Getting over FOMO: a foray into my week without any social media

Amy Wang, Editor-in-Chief

Art by Phoebe Vo.

Not to alarm anyone, but I have a problem. It’s a small one, really, only a little bigger than my hand. It has a glossy, black screen, and every time it lights up with a new notification, I feel a little burst of serotonin in the back of my head. 

Contrary to what everyone else tells me, I’m not addicted to my phone. At the very least, I probably use it less than some of my peers, who can rack up six consecutive hours on a single app. Still, I’ve found that the people around me, especially those I care about, have taken to making pointed comments about just how “chronically online” I am. If even my teachers were noticing it, I decided that maybe it was time to get myself in check.

So, like any solution-oriented student, I decided to embark on an experiment. I was going to spend one entire school week with only 15 minutes of screen time total, almost the same stringent screen-time restrictions my parents put me under during my freshman year. If I could live with that, I thought, I could prove I wasn’t addicted.

By the middle of day one, I realized that I’d underestimated the scale of my undertaking. I don’t want to say I was going through a kind of withdrawal, but I felt an almost compulsive urge to reach across the table or into my pocket for my iPhone. Yes, technically, I knew that, should I really need it, my phone was right there. But what if I was missing something important? 

This feeling was one that stayed with me throughout the course of the week.
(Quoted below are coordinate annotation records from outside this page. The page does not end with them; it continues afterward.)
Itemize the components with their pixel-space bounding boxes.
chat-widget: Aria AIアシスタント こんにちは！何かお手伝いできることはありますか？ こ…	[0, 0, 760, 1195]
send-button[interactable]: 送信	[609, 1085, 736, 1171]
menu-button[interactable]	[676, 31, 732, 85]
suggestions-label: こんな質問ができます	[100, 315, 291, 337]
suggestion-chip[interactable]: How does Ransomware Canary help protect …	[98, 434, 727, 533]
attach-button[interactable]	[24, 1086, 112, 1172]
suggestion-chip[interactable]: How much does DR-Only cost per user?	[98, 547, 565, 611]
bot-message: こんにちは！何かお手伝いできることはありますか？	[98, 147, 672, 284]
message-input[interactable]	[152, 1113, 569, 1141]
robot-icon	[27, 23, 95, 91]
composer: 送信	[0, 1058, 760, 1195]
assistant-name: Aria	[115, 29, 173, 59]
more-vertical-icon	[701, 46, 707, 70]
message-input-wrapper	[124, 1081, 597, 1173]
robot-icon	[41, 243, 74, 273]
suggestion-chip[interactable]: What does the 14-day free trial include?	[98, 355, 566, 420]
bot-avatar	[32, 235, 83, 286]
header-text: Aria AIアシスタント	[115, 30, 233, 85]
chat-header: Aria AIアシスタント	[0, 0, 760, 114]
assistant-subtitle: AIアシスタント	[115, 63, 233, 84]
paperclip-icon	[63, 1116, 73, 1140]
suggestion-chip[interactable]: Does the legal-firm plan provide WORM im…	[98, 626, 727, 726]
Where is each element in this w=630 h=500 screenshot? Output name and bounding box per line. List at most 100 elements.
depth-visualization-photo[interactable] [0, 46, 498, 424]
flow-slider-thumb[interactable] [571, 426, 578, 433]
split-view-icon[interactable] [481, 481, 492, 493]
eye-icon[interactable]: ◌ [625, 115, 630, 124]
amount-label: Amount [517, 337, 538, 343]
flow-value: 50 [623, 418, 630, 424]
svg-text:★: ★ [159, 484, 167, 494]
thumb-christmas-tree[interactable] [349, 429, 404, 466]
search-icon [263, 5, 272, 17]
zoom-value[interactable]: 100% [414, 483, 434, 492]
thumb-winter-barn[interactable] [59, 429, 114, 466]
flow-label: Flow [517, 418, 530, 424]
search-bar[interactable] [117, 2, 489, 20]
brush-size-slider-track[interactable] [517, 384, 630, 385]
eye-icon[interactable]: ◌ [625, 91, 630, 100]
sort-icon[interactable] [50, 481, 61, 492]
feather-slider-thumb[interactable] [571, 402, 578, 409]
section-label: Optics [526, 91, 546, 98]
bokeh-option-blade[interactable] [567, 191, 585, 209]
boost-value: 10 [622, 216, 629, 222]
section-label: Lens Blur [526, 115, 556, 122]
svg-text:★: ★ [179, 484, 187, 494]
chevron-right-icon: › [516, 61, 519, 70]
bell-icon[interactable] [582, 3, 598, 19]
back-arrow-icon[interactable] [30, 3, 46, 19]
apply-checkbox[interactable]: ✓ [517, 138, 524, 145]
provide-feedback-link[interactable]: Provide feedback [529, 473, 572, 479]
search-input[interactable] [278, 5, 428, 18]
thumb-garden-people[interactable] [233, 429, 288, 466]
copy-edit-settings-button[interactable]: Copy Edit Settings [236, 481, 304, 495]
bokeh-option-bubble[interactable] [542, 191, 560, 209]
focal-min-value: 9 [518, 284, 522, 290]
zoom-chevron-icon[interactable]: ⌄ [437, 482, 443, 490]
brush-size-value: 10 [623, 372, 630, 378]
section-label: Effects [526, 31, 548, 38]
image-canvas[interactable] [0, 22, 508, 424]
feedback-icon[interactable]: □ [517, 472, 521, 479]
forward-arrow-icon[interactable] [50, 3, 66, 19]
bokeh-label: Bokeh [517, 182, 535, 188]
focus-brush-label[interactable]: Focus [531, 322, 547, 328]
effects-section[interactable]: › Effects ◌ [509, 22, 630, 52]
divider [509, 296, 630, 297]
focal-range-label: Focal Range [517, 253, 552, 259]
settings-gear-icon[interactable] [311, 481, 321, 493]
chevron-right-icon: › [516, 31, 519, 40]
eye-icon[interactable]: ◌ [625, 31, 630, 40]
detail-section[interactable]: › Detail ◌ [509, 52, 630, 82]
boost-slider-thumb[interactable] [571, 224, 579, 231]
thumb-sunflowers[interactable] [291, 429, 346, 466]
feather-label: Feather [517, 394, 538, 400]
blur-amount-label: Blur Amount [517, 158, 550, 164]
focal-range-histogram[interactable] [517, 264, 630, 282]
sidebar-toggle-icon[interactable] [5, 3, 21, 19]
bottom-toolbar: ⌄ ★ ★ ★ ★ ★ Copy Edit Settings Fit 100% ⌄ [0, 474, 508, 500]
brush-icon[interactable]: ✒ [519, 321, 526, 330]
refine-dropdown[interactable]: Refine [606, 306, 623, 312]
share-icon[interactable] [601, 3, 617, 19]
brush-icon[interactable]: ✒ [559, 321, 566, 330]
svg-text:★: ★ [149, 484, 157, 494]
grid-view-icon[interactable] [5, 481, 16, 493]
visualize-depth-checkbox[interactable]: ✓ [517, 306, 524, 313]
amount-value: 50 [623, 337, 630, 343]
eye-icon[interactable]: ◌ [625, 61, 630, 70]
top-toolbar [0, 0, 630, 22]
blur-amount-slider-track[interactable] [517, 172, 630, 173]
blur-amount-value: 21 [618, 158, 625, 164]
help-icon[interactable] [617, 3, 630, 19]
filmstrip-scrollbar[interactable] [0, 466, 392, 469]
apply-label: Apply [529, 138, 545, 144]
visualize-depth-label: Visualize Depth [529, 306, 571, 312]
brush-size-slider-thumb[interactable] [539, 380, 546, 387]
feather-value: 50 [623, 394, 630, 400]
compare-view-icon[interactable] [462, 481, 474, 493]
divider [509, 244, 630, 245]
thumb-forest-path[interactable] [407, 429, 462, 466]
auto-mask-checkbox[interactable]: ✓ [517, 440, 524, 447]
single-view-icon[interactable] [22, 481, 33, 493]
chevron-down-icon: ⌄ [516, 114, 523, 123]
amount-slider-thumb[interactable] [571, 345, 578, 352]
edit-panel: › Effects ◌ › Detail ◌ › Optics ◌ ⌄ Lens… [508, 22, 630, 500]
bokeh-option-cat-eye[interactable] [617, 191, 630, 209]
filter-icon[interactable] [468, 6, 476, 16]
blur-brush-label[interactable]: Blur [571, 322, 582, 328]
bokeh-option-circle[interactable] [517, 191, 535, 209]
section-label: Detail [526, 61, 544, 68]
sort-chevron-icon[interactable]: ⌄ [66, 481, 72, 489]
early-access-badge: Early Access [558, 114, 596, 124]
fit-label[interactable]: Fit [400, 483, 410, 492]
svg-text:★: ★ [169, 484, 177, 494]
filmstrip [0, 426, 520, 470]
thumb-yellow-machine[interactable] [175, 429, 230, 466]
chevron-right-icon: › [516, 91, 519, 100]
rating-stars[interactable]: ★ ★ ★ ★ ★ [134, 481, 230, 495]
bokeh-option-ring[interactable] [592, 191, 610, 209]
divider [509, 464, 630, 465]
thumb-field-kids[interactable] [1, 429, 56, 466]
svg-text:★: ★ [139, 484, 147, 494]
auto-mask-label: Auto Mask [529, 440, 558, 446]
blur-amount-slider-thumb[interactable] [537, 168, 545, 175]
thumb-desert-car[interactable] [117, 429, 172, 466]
I wasn’t quite sure why it was bothering me so much until, when in the middle of talking with long-distance college friends about how they were doing at frat parties or studying in their dorms, I could only watch helplessly as the white screen of death flashed into place, flashing screen time limit. At that moment, it came to me. I wasn’t glued to my phone because I was drawn to any particular social media app. My issue, I saw, had always been one of letting socializing leak into the boundaries I’d try setting for studying and schoolwork. 

With this knowledge in hand, I’ve come to terms with the fact that if I’m going to try and combat my dependency on my phone, I need to start at the root—the idea that an immediate response or connection to someone online was really keeping connected. In that vein, I’ve decided to be more mindful in weighing the happiness I glean from chatting on Instagram with prioritizing schoolwork—I can set aside specific blocks of time for socializing, while also being firmer about putting my phone down. Even if it’s only been one week, it’s a start, right?

Well, maybe. When I told a friend that the reason I was taking so long to respond was because of my resolution, she laughed at me. “No wonder it takes you three hours instead of three minutes to get back to me”, she said, and then asked, “What did you do with all that time?”

The answer to that, I’ll admit, is a little embarrassing. I found myself paying more attention to the people around me, found more time for reading, for writing, for doing virtually nothing. I may have even brought out the old lady-hat when I curled up in bed late at night, reading to my little brother. I’ve found that, even before the week was out, I’d find myself reaching into the back of my mind for the feeling of my phone, only to remember and to smile.

Which is to say that while I’ve still yet to find the right balance, I’m gradually getting there.